Preparation of porous SnO2 helical nanotubes and SnO2 sheets

•Synthesized porous SnO2 helical nanotubes with diameters of 100–120 nm.•Synthesized porous SnO2 sheets template by graphite sheets.•The tubular and sheet SnO2 have small initial irreversible capacity loss of 3.2 and 2.2%.•The tubular structure shows better discharge capacity than the sheet structure.

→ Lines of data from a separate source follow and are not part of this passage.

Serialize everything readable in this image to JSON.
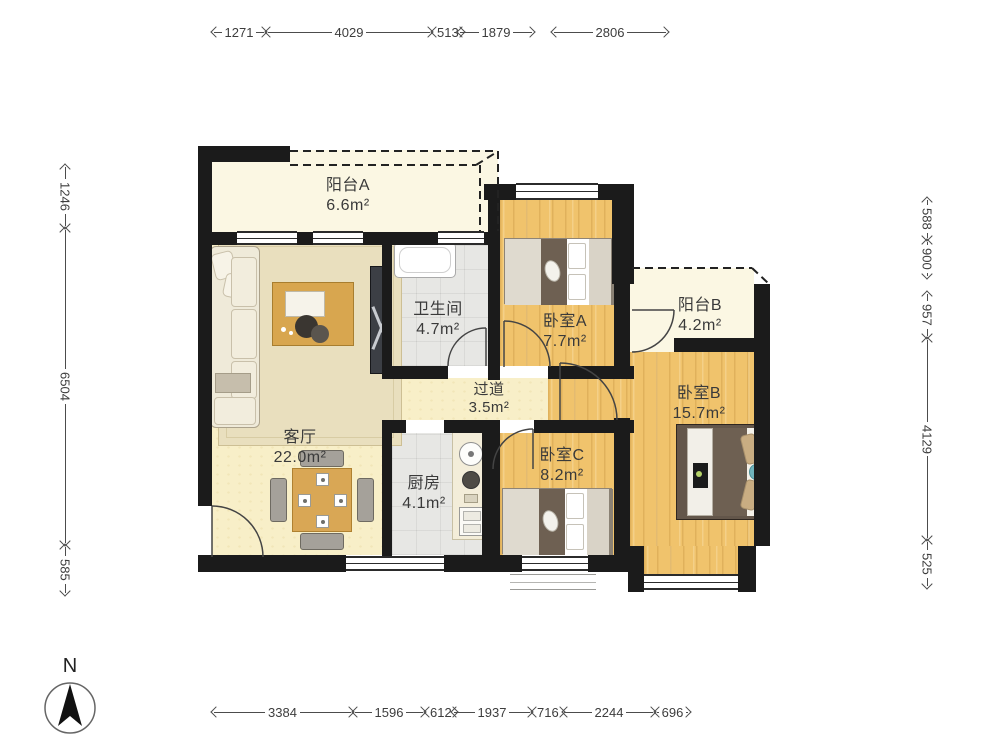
{
  "plan_title": "apartment-floor-plan",
  "compass": {
    "label": "N"
  },
  "rooms": {
    "balcony_a": {
      "name": "阳台A",
      "area": "6.6m²"
    },
    "living": {
      "name": "客厅",
      "area": "22.0m²"
    },
    "bathroom": {
      "name": "卫生间",
      "area": "4.7m²"
    },
    "bedroom_a": {
      "name": "卧室A",
      "area": "7.7m²"
    },
    "balcony_b": {
      "name": "阳台B",
      "area": "4.2m²"
    },
    "bedroom_b": {
      "name": "卧室B",
      "area": "15.7m²"
    },
    "hallway": {
      "name": "过道",
      "area": "3.5m²"
    },
    "kitchen": {
      "name": "厨房",
      "area": "4.1m²"
    },
    "bedroom_c": {
      "name": "卧室C",
      "area": "8.2m²"
    }
  },
  "dimensions": {
    "top": [
      "1271",
      "4029",
      "513",
      "1879",
      "2806"
    ],
    "bottom": [
      "3384",
      "1596",
      "612",
      "1937",
      "716",
      "2244",
      "696"
    ],
    "left": [
      "1246",
      "6504",
      "585"
    ],
    "right": [
      "588",
      "900",
      "957",
      "4129",
      "525"
    ]
  },
  "colors": {
    "wall": "#1B1B1B",
    "wood_floor": "#F0C36C",
    "living_floor": "#F8EFC8",
    "balcony_floor": "#FBF7E3",
    "tile_floor": "#E7E7E4",
    "rug": "#E9DFBE",
    "duvet_brown": "#6E6052",
    "accent_teal": "#6FB3BB",
    "dimension_text": "#3D3D3D"
  }
}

We report a surfactant-free chemical solution route for synthesizing one-dimensional porous SnO2 helical nanotubes templated by helical carbon nanotubes and two-dimensional SnO2 sheets templated by graphite sheets. Transmission electron microscopy, X-ray diffraction, cyclic voltammetry, and galvanostatic discharge–charge analysis are used to characterize the SnO2 samples. The unique nanostructure and morphology make them promising anode materials for lithium-ion batteries. Both the SnO2 with the tubular structure and the sheet structure shows small initial irreversible capacity loss of 3.2% and 2.2%, respectively. The SnO2 helical nanotubes show a specific discharge capacity of above 800 mAh g−1 after 10 charge and discharge cycles, exceeding the theoretical capacity of 781 mAh g−1 for SnO2. The nanotubes remain a specific discharge capacity of 439 mAh g−1 after 30 cycles, which is better than that of SnO2 sheets (323 mAh g−1).